16 MHz MSP430 FRAM MCU in a 20-pin TSSOP
It belongs to the MSP430 FRAM family, where program memory is 3.75 KB of ferroelectric RAM (FRAM) — non-volatile, fast to write, and tolerant of many more write cycles than Flash. On-chip SRAM is 1 KB. The device integrates 16 general-purpose I/O lines, a 10-bit ADC with 8 channels, and serial interfaces including I²C, SPI, and UART.

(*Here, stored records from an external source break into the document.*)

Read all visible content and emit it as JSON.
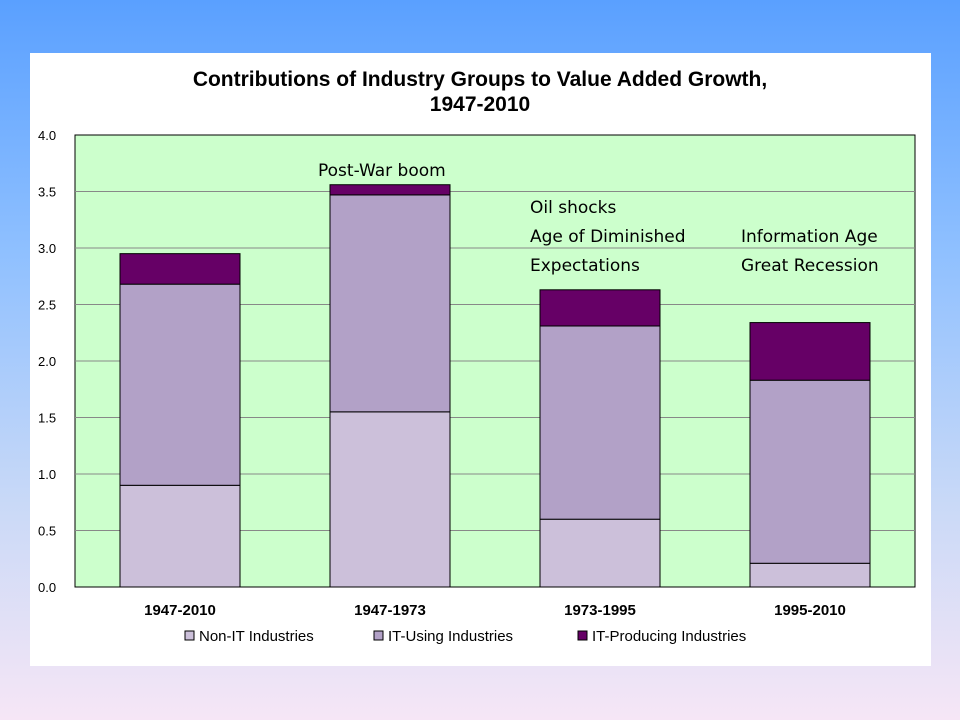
{
  "chart_data": {
    "type": "bar",
    "stacked": true,
    "title": "Contributions of Industry Groups to Value Added Growth,",
    "subtitle": "1947-2010",
    "categories": [
      "1947-2010",
      "1947-1973",
      "1973-1995",
      "1995-2010"
    ],
    "series": [
      {
        "name": "Non-IT Industries",
        "values": [
          0.9,
          1.55,
          0.6,
          0.21
        ],
        "color": "#ccc0da"
      },
      {
        "name": "IT-Using Industries",
        "values": [
          1.78,
          1.92,
          1.71,
          1.62
        ],
        "color": "#b2a1c7"
      },
      {
        "name": "IT-Producing Industries",
        "values": [
          0.27,
          0.09,
          0.32,
          0.51
        ],
        "color": "#660066"
      }
    ],
    "ylim": [
      0,
      4.0
    ],
    "yticks": [
      "4.0",
      "3.5",
      "3.0",
      "2.5",
      "2.0",
      "1.5",
      "1.0",
      "0.5",
      "0.0"
    ],
    "grid": true,
    "plot_background": "#ccffcc",
    "legend_position": "bottom",
    "annotations": [
      {
        "category": "1947-1973",
        "lines": [
          "Post-War boom"
        ]
      },
      {
        "category": "1973-1995",
        "lines": [
          "Oil shocks",
          "Age of Diminished",
          "Expectations"
        ]
      },
      {
        "category": "1995-2010",
        "lines": [
          "Information Age",
          "Great Recession"
        ]
      }
    ]
  }
}
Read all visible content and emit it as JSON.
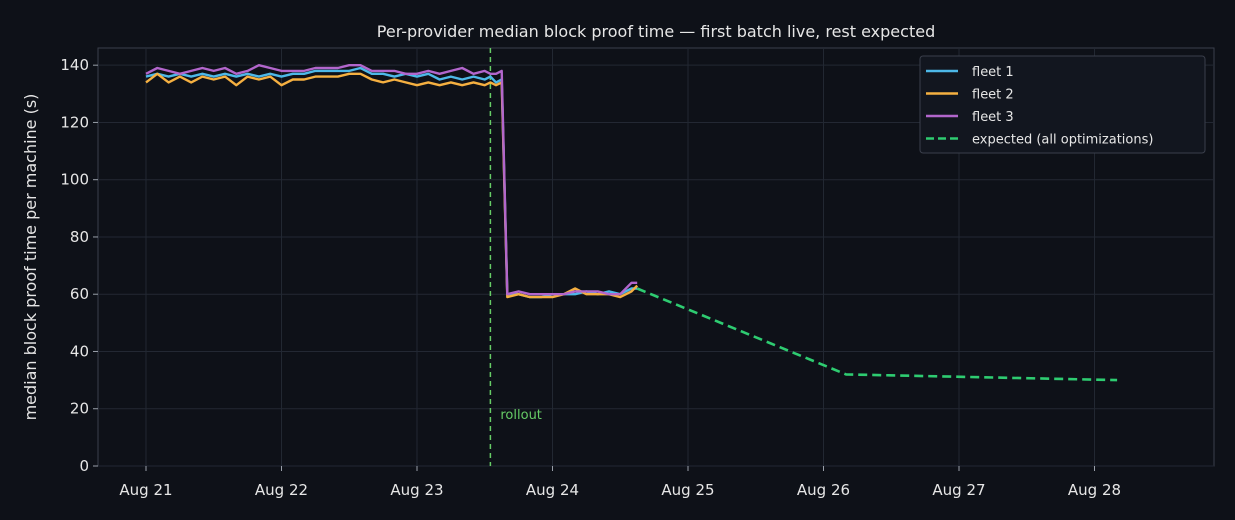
{
  "chart_data": {
    "type": "line",
    "title": "Per-provider median block proof time — first batch live, rest expected",
    "xlabel": "",
    "ylabel": "median block proof time per machine (s)",
    "x_ticks": [
      "Aug 21",
      "Aug 22",
      "Aug 23",
      "Aug 24",
      "Aug 25",
      "Aug 26",
      "Aug 27",
      "Aug 28"
    ],
    "y_ticks": [
      0,
      20,
      40,
      60,
      80,
      100,
      120,
      140
    ],
    "xlim": [
      "Aug 20 15:30",
      "Aug 28 21:10"
    ],
    "ylim": [
      0,
      146
    ],
    "grid": true,
    "legend_position": "top-right",
    "x": [
      "Aug 21 00:00",
      "Aug 21 02:00",
      "Aug 21 04:00",
      "Aug 21 06:00",
      "Aug 21 08:00",
      "Aug 21 10:00",
      "Aug 21 12:00",
      "Aug 21 14:00",
      "Aug 21 16:00",
      "Aug 21 18:00",
      "Aug 21 20:00",
      "Aug 21 22:00",
      "Aug 22 00:00",
      "Aug 22 02:00",
      "Aug 22 04:00",
      "Aug 22 06:00",
      "Aug 22 08:00",
      "Aug 22 10:00",
      "Aug 22 12:00",
      "Aug 22 14:00",
      "Aug 22 16:00",
      "Aug 22 18:00",
      "Aug 22 20:00",
      "Aug 22 22:00",
      "Aug 23 00:00",
      "Aug 23 02:00",
      "Aug 23 04:00",
      "Aug 23 06:00",
      "Aug 23 08:00",
      "Aug 23 10:00",
      "Aug 23 12:00",
      "Aug 23 13:00",
      "Aug 23 14:00",
      "Aug 23 15:00",
      "Aug 23 16:00",
      "Aug 23 18:00",
      "Aug 23 20:00",
      "Aug 23 22:00",
      "Aug 24 00:00",
      "Aug 24 02:00",
      "Aug 24 04:00",
      "Aug 24 06:00",
      "Aug 24 08:00",
      "Aug 24 10:00",
      "Aug 24 12:00",
      "Aug 24 14:00",
      "Aug 24 15:00"
    ],
    "series": [
      {
        "name": "fleet 1",
        "color": "#4db8e8",
        "dashed": false,
        "values": [
          136,
          137,
          136,
          137,
          136,
          137,
          136,
          137,
          136,
          137,
          136,
          137,
          136,
          137,
          137,
          138,
          138,
          138,
          138,
          139,
          137,
          137,
          136,
          137,
          136,
          137,
          135,
          136,
          135,
          136,
          135,
          136,
          134,
          135,
          60,
          60,
          59,
          59,
          60,
          60,
          60,
          61,
          60,
          61,
          60,
          62,
          62
        ]
      },
      {
        "name": "fleet 2",
        "color": "#f5b041",
        "dashed": false,
        "values": [
          134,
          137,
          134,
          136,
          134,
          136,
          135,
          136,
          133,
          136,
          135,
          136,
          133,
          135,
          135,
          136,
          136,
          136,
          137,
          137,
          135,
          134,
          135,
          134,
          133,
          134,
          133,
          134,
          133,
          134,
          133,
          134,
          133,
          134,
          59,
          60,
          59,
          59,
          59,
          60,
          62,
          60,
          60,
          60,
          59,
          61,
          63
        ]
      },
      {
        "name": "fleet 3",
        "color": "#b266cc",
        "dashed": false,
        "values": [
          137,
          139,
          138,
          137,
          138,
          139,
          138,
          139,
          137,
          138,
          140,
          139,
          138,
          138,
          138,
          139,
          139,
          139,
          140,
          140,
          138,
          138,
          138,
          137,
          137,
          138,
          137,
          138,
          139,
          137,
          138,
          137,
          137,
          138,
          60,
          61,
          60,
          60,
          60,
          60,
          61,
          61,
          61,
          60,
          60,
          64,
          64
        ]
      }
    ],
    "expected": {
      "name": "expected (all optimizations)",
      "color": "#2ecc71",
      "dashed": true,
      "x": [
        "Aug 24 15:00",
        "Aug 26 04:00",
        "Aug 28 04:00"
      ],
      "values": [
        62,
        32,
        30
      ]
    },
    "annotation": {
      "text": "rollout",
      "x": "Aug 23 13:00",
      "color": "#66cc66"
    }
  }
}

FRAM vs Flash: what the memory choice means
The 3.75 KB FRAM program memory is the standout feature. Unlike Flash, FRAM writes at bus speed without needing a pre-erase cycle, and it endures orders of magnitude more write cycles — typically 10^15 vs 10^4–10^5 for Flash. For a firmware engineer, this means you can treat the program space almost like RAM: update calibration tables, log fault codes, or store configuration data directly in the same memory array without wear-leveling or sector-erase delays. The trade-off is density: 3.75 KB is tight for complex applications, so this part targets single-function control loops or simple sensor nodes rather than feature-rich firmware.

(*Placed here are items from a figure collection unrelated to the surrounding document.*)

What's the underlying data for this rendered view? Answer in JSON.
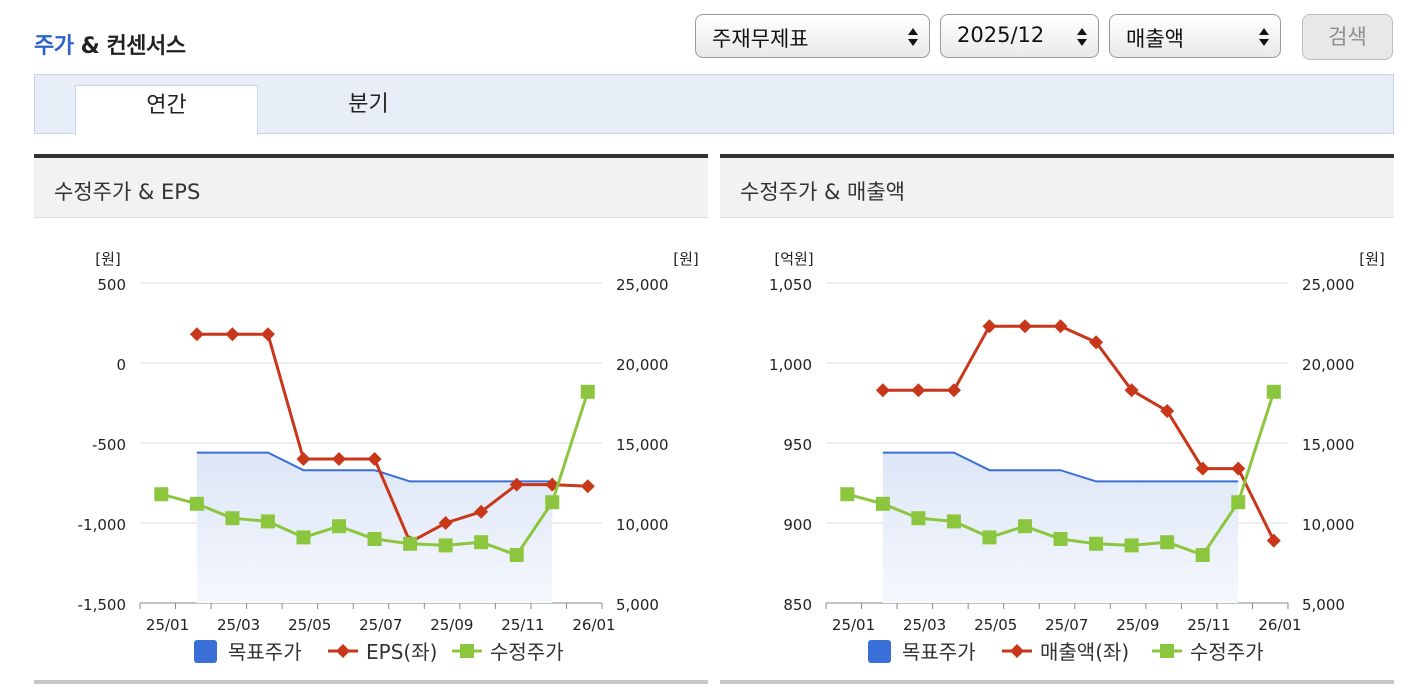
{
  "header": {
    "title_accent": "주가",
    "title_rest": " & 컨센서스"
  },
  "controls": {
    "statement": "주재무제표",
    "period": "2025/12",
    "metric": "매출액",
    "search_label": "검색"
  },
  "tabs": [
    {
      "label": "연간",
      "active": true
    },
    {
      "label": "분기",
      "active": false
    }
  ],
  "colors": {
    "accent": "#2c63c9",
    "target": "#3a6fd8",
    "metric": "#c8371a",
    "price": "#8cc63f"
  },
  "chart_data": [
    {
      "type": "line",
      "title": "수정주가 & EPS",
      "left_unit": "[원]",
      "right_unit": "[원]",
      "x_ticks": [
        "25/01",
        "25/03",
        "25/05",
        "25/07",
        "25/09",
        "25/11",
        "26/01"
      ],
      "left_axis": {
        "min": -1500,
        "max": 500,
        "ticks": [
          "500",
          "0",
          "-500",
          "-1,000",
          "-1,500"
        ]
      },
      "right_axis": {
        "min": 5000,
        "max": 25000,
        "ticks": [
          "25,000",
          "20,000",
          "15,000",
          "10,000",
          "5,000"
        ]
      },
      "series": [
        {
          "name": "목표주가",
          "axis": "right",
          "style": "area",
          "x": [
            1.6,
            3.6,
            4.6,
            6.6,
            7.6,
            11.6
          ],
          "values": [
            14400,
            14400,
            13300,
            13300,
            12600,
            12600
          ]
        },
        {
          "name": "EPS(좌)",
          "axis": "left",
          "style": "diamond",
          "x": [
            1.6,
            2.6,
            3.6,
            4.6,
            5.6,
            6.6,
            7.6,
            8.6,
            9.6,
            10.6,
            11.6,
            12.6
          ],
          "values": [
            180,
            180,
            180,
            -600,
            -600,
            -600,
            -1120,
            -1000,
            -930,
            -760,
            -760,
            -770
          ]
        },
        {
          "name": "수정주가",
          "axis": "right",
          "style": "square",
          "x": [
            0.6,
            1.6,
            2.6,
            3.6,
            4.6,
            5.6,
            6.6,
            7.6,
            8.6,
            9.6,
            10.6,
            11.6,
            12.6
          ],
          "values": [
            11800,
            11200,
            10300,
            10100,
            9100,
            9800,
            9000,
            8700,
            8600,
            8800,
            8000,
            11300,
            18200
          ]
        }
      ],
      "legend": [
        "목표주가",
        "EPS(좌)",
        "수정주가"
      ]
    },
    {
      "type": "line",
      "title": "수정주가 & 매출액",
      "left_unit": "[억원]",
      "right_unit": "[원]",
      "x_ticks": [
        "25/01",
        "25/03",
        "25/05",
        "25/07",
        "25/09",
        "25/11",
        "26/01"
      ],
      "left_axis": {
        "min": 850,
        "max": 1050,
        "ticks": [
          "1,050",
          "1,000",
          "950",
          "900",
          "850"
        ]
      },
      "right_axis": {
        "min": 5000,
        "max": 25000,
        "ticks": [
          "25,000",
          "20,000",
          "15,000",
          "10,000",
          "5,000"
        ]
      },
      "series": [
        {
          "name": "목표주가",
          "axis": "right",
          "style": "area",
          "x": [
            1.6,
            3.6,
            4.6,
            6.6,
            7.6,
            11.6
          ],
          "values": [
            14400,
            14400,
            13300,
            13300,
            12600,
            12600
          ]
        },
        {
          "name": "매출액(좌)",
          "axis": "left",
          "style": "diamond",
          "x": [
            1.6,
            2.6,
            3.6,
            4.6,
            5.6,
            6.6,
            7.6,
            8.6,
            9.6,
            10.6,
            11.6,
            12.6
          ],
          "values": [
            983,
            983,
            983,
            1023,
            1023,
            1023,
            1013,
            983,
            970,
            934,
            934,
            889
          ]
        },
        {
          "name": "수정주가",
          "axis": "right",
          "style": "square",
          "x": [
            0.6,
            1.6,
            2.6,
            3.6,
            4.6,
            5.6,
            6.6,
            7.6,
            8.6,
            9.6,
            10.6,
            11.6,
            12.6
          ],
          "values": [
            11800,
            11200,
            10300,
            10100,
            9100,
            9800,
            9000,
            8700,
            8600,
            8800,
            8000,
            11300,
            18200
          ]
        }
      ],
      "legend": [
        "목표주가",
        "매출액(좌)",
        "수정주가"
      ]
    }
  ]
}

The base part number MSP430FR2311 shares the same active status across its package variants.
The device is supplied in a 20-lead TSSOP (4.40 mm width) with a surface-mount footprint. The 16 I/O pins include the ADC inputs and serial interface pins, so pin allocation needs to be planned early in the schematic — there is no second function mux on every pin.